Last week, Ancestry announced the preliminary release of their transcription of the 1950 US Census. Impressive stuff, given images of the census returns were released only on 1 April. This speedy transcription was achieved by the company's proprietory handwriting recognition software and although it hasn't been fully quality checked, they took the decision to release it to researchers.
I've given it a quick spin to check out the Irish contingent. I'm not fully convinced of the figures returned by my searches, but the number of Irish-born individuals appearing in the collection's index is just shy of half a million: 483,099.
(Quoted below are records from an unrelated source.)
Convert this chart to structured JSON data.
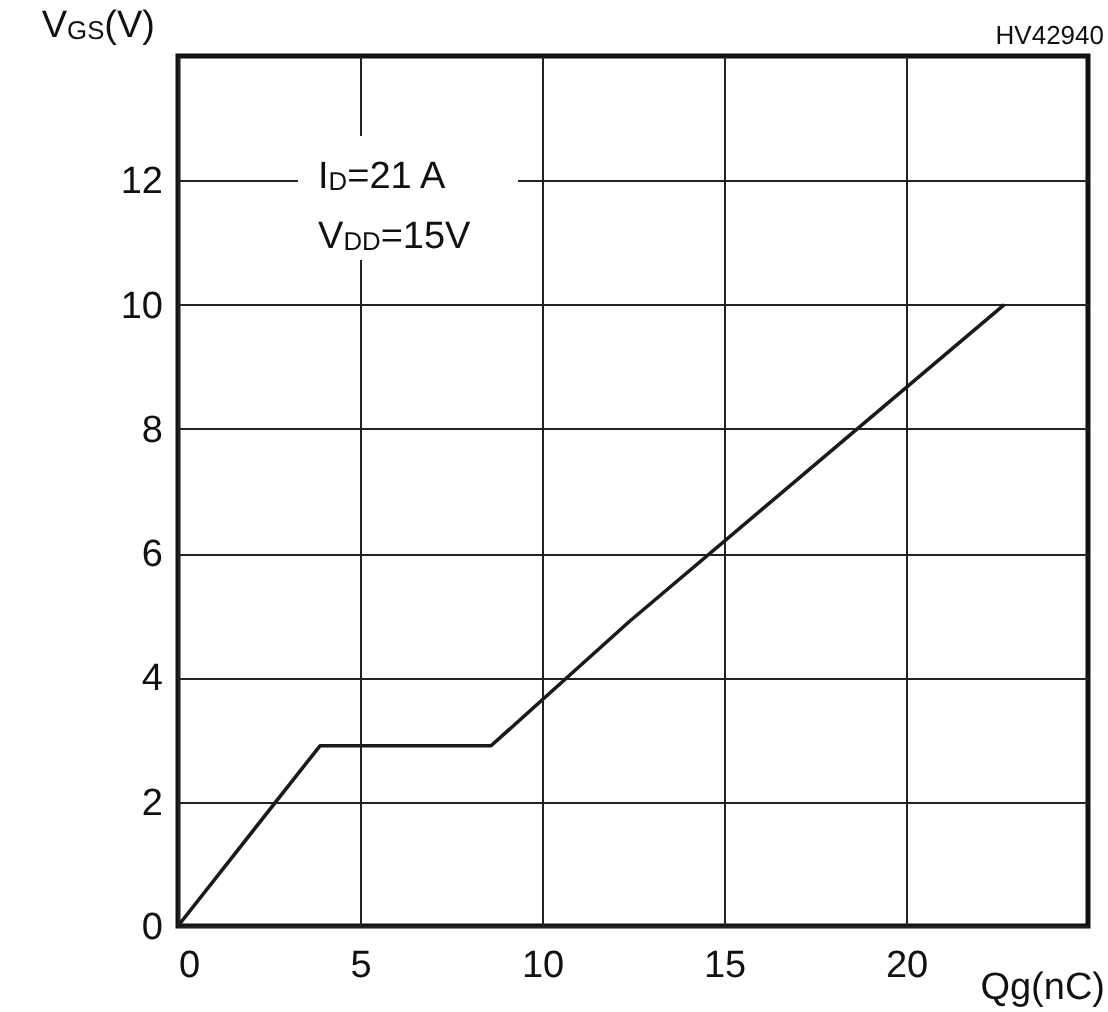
{
  "chart_data": {
    "type": "line",
    "xlabel": "Qg(nC)",
    "ylabel": "V$_{GS}$(V)",
    "annotations": [
      "I$_{D}$=21 A",
      "V$_{DD}$=15V",
      "HV42940"
    ],
    "x": [
      0,
      3.9,
      8.6,
      12.4,
      22.7
    ],
    "series": [
      {
        "color": "#1a1a1a",
        "values": [
          0,
          2.9,
          2.9,
          4.9,
          10
        ]
      }
    ],
    "xlim": [
      0,
      25
    ],
    "xticks": [
      0,
      5,
      10,
      15,
      20
    ],
    "ylim": [
      0,
      14
    ],
    "yticks": [
      0,
      2,
      4,
      6,
      8,
      10,
      12
    ],
    "grid": true,
    "marker": "none",
    "line_style": "solid"
  }
}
Of these, more than 2,090 were in their nineties (born 1850-1860) as were 8,080 other residents born anywhere other than Ireland. A further 39 Irish-born claimed to be centenarians.
The oldest of the Irish-born were two gents recorded as 104 (see below): Dennis Sullivan (transcribed as Sullman) of Marlborough, Middlesex, Massacussetts and Edmund Walsh of Grand Rapids, Kent, Michigan. The Sullivan family – he was living with his daughter and son-in-law – may have been having a family joke, as Dennis was buried two years after this census and his headstone records him as 10 years younger.
Edward Walsh is proving a little more difficult to confirm one way or the other, but he is living in 1950 with a 75-year-old woman. She describes him as a bachelor 'roomer', so may not have known him well.